Cannibalization is more common among the dead tree crowd. Savvy online companies make an attempt to avoid killing one product to fatten a new one with less earning potential. Much of Microsoft’s slow march toward online or cloud services is probably due to cannibalization issues. I don’t know how Microsoft will deal with cannibalization. Oracle seems to be taking tentative steps toward cloud computing and I want to see how it deals with cannibalization of its flagship products’ revenues.

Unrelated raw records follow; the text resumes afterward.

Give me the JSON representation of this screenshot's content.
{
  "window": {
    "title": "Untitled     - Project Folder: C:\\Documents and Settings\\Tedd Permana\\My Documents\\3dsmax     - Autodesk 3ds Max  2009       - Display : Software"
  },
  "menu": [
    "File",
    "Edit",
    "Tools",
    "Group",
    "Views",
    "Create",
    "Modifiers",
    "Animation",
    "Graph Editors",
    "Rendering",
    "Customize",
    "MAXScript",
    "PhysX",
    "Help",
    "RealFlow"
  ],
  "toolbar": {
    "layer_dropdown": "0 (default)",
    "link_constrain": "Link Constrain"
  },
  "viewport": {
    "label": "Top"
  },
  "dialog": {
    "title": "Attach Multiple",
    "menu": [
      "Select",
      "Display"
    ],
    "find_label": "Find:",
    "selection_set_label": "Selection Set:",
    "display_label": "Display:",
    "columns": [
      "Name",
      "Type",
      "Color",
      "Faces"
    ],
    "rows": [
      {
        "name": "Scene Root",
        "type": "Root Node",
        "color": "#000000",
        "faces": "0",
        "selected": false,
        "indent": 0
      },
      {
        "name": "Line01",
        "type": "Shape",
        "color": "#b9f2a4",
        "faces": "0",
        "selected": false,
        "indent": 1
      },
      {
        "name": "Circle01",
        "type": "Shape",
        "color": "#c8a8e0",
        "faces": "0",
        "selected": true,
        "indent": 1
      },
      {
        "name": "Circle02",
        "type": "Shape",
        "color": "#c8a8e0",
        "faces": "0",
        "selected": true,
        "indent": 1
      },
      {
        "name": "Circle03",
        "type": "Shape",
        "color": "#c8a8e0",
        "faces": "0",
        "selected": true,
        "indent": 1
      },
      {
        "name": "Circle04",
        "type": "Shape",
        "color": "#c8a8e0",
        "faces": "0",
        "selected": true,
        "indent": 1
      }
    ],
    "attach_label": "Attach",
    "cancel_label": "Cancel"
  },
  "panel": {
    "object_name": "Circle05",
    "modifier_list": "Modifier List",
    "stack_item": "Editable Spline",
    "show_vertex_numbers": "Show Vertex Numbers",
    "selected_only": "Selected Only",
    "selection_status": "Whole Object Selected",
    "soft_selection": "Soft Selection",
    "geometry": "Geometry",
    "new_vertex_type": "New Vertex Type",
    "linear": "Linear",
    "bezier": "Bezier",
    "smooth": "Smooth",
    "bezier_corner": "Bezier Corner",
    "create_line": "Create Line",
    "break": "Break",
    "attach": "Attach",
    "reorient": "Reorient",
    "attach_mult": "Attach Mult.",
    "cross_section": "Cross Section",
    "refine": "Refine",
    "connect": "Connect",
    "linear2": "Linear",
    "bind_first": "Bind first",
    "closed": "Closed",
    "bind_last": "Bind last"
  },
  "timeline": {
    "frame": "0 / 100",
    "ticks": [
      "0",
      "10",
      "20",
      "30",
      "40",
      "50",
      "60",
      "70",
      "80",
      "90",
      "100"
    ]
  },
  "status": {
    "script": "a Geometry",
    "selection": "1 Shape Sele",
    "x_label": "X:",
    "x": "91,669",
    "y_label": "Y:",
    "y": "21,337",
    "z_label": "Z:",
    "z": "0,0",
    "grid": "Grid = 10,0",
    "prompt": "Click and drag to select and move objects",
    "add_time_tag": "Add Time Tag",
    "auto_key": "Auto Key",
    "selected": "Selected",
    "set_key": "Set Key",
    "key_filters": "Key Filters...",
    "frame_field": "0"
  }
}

I submit that when technology centric companies cannot handle the cannibalization challenge, I think that dead tree outfits will face the same battle with less armor. In fact, I think some of the online services offered by dead tree publishers are the equivalent of marching into battle in the 1st century BCE naked and with no weapon. The foe is today’s equivalent of Julius Caesar. I wonder is Sergey Brin is related to him?
To wrap up, cannibalization is one of the inherent “rules” in online.The silent killers are cost and revenue shortfalls.
Stephen Arnold, January 29, 2009
Comments
2 Responses to “Mysteries of Online 1: Cannibalization”
Truer words have not been spoken for months.
As someone who makes his living selling real products (physical items) online, I can’t help but wonder at how silly most we ventures have been and still are.
Ironically, I sell parts for cars such as the Edsel and am doing quite well. No cannibalization here, as the market didn’t really exist before the web, since the bits that I have were too hard to find and distribute in the dead tree/telephone/snail mail world.
Sorry, meant to say “how silly most web ventures have been and still are.”